Hi everyone,
I ran into a situation that is almost exactly like the one MMM discusses in the margin loan posting, and I am trying to understand the math. Here is a situation:
I found a good house for sale for about USD 277K. Add closing costs and all that crazy stuff, and let's call it 300K.
Currently, I have 800K in equities (VOO), and 100K in treasuries. I also have about 50K in cash.
IB tells me this:
Portfolio Initial Margin USD $79,725.12
Reg-T Initial Margin USD $402,882.12
Portfolio Maintenance Margin USD $72,477.38
Reg-T Maintenance Margin USD $201,441.06
If I borrow all 300K against the 800K equities position, what happens? Is the below right?
1. My equities portfolio value drops to 500K.
2. I am very close to the Initial Margin, not so close to the Maintenance Margin.
What I don't quite understand is where the "oh, shit!" level kicks in. Is it when the equities portfolio value hits ~402 (i.e a 12.5% drop in the value of my VOO equities), or is it when it hits ~201 (i.e. a drop of more than 30%)? I have no idea what the Portfolio Maintenance Margin means, so I am even less comfortable.

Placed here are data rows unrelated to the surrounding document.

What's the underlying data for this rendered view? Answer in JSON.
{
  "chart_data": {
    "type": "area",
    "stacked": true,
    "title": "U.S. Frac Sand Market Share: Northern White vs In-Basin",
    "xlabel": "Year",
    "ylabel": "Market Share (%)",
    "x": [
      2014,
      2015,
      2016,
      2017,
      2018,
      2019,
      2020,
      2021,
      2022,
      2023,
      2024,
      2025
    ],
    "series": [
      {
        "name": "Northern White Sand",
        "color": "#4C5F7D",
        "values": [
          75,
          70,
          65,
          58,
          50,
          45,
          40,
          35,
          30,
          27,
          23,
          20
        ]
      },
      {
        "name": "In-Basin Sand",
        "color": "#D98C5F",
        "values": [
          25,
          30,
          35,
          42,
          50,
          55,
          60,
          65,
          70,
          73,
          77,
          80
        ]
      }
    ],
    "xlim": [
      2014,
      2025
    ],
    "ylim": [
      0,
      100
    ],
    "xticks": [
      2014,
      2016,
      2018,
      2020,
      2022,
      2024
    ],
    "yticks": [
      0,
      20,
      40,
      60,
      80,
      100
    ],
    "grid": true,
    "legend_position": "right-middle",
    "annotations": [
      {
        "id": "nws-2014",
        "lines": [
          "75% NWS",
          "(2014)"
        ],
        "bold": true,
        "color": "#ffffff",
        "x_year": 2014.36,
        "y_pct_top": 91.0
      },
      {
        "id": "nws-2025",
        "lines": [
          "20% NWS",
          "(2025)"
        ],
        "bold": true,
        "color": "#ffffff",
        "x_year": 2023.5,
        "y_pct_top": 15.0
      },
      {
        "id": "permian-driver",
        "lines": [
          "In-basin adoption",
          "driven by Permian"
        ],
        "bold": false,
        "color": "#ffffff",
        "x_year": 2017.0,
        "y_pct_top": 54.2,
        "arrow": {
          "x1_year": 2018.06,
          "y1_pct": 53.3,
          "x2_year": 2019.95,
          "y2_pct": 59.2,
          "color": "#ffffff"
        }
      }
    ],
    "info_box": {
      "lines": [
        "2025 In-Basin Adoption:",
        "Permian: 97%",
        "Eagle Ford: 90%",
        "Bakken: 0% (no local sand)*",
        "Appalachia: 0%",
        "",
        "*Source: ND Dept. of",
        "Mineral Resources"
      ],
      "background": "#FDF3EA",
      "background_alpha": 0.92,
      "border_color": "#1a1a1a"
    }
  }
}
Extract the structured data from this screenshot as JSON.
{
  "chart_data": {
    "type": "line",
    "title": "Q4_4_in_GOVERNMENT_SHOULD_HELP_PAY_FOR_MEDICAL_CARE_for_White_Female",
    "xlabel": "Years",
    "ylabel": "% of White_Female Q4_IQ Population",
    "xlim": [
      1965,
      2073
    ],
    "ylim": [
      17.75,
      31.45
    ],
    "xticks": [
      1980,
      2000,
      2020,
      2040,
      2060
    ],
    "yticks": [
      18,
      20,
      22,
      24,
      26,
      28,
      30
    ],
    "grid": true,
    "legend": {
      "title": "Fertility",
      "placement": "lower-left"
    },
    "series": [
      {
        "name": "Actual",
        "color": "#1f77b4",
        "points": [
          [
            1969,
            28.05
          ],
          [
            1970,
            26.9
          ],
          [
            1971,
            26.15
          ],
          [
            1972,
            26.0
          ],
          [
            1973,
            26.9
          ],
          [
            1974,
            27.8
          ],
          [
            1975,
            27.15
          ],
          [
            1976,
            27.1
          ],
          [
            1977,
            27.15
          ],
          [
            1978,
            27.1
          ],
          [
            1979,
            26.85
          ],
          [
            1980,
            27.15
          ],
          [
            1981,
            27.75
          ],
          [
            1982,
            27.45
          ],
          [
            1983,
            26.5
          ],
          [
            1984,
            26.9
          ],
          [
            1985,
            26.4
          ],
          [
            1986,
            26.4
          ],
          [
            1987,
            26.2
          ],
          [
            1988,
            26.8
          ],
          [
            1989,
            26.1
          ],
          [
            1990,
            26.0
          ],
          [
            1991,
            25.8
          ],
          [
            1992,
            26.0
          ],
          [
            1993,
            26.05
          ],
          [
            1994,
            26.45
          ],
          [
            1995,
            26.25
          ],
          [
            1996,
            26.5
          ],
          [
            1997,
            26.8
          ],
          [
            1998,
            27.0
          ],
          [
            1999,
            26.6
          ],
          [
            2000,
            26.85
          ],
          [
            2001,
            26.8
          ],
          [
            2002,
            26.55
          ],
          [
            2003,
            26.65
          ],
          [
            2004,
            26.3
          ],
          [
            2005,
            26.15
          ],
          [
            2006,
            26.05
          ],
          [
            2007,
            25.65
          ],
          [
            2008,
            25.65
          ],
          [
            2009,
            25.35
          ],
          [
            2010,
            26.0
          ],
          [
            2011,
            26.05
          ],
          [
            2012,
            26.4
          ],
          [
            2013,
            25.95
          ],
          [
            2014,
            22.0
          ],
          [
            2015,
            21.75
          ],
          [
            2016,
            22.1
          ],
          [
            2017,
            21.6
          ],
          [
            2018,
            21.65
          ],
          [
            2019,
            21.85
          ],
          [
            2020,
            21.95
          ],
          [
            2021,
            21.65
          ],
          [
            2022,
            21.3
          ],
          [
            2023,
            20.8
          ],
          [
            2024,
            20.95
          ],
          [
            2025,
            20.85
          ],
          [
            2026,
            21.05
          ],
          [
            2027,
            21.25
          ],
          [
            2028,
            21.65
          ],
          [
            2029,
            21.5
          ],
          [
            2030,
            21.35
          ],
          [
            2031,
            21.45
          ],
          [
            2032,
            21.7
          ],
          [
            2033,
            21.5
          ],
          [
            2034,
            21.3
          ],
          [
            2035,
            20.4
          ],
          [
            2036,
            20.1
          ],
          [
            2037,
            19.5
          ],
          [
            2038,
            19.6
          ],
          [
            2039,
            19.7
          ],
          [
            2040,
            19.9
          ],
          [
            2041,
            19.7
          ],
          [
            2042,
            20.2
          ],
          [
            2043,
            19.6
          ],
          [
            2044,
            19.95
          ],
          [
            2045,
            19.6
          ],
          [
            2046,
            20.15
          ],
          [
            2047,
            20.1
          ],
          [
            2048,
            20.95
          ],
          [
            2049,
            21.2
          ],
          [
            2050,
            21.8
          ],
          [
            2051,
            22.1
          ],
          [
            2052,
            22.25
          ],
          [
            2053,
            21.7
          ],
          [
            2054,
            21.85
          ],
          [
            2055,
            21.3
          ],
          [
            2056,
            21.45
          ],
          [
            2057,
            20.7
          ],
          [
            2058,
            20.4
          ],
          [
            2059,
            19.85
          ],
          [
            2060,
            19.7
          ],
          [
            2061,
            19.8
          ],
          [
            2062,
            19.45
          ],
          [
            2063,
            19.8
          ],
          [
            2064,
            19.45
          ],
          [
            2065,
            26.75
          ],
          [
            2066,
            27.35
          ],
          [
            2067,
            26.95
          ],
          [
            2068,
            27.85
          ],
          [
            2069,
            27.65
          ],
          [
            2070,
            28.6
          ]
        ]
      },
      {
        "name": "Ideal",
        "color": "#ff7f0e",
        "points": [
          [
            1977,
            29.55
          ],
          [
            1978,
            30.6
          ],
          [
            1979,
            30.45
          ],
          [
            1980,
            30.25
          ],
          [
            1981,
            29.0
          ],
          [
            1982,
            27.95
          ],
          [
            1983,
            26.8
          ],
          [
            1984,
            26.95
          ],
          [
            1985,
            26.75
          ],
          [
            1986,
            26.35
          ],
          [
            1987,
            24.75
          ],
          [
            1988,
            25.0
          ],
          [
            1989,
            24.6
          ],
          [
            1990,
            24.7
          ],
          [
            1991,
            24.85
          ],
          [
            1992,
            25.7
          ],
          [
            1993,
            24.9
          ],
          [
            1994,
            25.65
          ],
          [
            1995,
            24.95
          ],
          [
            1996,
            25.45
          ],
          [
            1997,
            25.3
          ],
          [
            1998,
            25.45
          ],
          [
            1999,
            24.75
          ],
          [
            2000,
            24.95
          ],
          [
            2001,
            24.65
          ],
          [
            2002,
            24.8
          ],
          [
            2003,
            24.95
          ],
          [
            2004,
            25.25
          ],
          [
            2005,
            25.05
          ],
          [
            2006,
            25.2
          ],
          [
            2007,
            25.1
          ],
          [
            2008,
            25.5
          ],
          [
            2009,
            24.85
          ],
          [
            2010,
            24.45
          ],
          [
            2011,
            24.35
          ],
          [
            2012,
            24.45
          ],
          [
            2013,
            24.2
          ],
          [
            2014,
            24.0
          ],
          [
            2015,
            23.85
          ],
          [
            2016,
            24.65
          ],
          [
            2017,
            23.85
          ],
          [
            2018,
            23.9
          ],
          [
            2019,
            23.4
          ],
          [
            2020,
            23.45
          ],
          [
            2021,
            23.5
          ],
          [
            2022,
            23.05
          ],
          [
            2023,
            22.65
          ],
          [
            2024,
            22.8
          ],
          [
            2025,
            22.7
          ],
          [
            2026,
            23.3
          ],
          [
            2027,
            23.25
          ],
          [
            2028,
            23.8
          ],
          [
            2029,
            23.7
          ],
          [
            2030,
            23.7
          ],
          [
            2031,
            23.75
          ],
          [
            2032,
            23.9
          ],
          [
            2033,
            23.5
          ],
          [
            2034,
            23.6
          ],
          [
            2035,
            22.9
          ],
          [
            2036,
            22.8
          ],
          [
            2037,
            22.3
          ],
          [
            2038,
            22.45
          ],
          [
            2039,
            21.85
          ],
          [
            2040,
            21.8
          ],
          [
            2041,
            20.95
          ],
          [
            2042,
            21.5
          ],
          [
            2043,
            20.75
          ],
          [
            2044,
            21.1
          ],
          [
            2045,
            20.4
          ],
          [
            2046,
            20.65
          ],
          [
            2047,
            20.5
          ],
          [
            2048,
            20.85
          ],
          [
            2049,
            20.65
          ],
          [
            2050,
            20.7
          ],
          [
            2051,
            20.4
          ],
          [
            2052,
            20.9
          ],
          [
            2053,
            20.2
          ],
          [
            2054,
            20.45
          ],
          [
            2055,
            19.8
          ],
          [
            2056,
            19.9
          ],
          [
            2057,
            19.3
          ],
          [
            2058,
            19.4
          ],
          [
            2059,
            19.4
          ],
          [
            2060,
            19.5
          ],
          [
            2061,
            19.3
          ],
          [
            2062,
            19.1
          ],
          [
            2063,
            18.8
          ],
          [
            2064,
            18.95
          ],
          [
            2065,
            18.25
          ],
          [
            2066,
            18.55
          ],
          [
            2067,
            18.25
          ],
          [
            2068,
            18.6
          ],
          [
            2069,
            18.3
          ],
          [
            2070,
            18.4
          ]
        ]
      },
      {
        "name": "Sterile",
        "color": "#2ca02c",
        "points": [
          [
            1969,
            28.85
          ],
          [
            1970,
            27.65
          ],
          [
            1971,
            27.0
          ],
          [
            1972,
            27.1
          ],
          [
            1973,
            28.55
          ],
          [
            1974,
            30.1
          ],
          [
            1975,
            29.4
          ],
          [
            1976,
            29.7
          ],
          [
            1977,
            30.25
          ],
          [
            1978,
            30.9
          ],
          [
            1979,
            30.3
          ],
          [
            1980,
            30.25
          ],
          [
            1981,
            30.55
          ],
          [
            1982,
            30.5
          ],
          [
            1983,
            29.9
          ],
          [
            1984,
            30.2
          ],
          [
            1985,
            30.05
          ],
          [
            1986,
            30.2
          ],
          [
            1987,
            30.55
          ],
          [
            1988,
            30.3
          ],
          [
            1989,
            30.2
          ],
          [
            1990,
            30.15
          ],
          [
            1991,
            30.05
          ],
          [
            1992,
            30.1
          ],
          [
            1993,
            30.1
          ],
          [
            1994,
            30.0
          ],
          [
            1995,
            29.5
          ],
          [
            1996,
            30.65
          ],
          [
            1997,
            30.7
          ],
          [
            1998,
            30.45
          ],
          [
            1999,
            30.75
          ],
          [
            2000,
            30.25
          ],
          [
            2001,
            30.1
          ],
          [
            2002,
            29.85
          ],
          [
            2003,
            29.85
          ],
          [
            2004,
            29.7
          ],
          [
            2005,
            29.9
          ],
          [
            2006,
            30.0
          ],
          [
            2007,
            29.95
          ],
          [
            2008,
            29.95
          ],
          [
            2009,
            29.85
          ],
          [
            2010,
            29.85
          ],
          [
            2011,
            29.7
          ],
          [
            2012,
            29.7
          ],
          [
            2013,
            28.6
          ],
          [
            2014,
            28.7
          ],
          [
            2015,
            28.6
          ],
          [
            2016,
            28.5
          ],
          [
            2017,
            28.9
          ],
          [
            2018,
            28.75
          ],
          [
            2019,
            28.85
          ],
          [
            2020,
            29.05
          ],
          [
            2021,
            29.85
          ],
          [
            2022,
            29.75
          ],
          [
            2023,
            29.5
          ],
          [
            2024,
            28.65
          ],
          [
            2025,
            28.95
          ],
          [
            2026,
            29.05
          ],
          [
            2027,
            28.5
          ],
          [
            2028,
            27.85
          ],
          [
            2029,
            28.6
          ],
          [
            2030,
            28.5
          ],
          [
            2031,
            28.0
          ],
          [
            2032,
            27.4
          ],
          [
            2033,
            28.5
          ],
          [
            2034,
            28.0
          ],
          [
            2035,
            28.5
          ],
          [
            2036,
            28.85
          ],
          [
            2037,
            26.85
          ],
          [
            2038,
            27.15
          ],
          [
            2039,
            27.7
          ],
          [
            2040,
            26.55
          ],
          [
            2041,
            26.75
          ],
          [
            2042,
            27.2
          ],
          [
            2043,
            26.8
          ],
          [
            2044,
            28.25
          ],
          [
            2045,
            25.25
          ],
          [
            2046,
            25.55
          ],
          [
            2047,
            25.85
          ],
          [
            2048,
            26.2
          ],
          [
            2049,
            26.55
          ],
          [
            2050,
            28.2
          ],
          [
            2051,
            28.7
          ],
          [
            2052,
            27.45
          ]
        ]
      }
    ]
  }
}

Realistically, I am unlikely to take this plunge because there are non-financial considerations at play, but I will eventually want to buy something (most likely something cheaper) and this is a question that keeps recurring to me. Also, unless I understand how this stuff works, I am not going near margin loans. I can also buy a 50k house and be happy. Bad location for everyone else, paradise for me.
Also, I am not in the US, so other sources of financing are not available at interest rates that make any sense (over 10% currently). Cheap housing prices giveth, the banks taketh away.
Feel free to punch. I would rather get them here than in my wallet.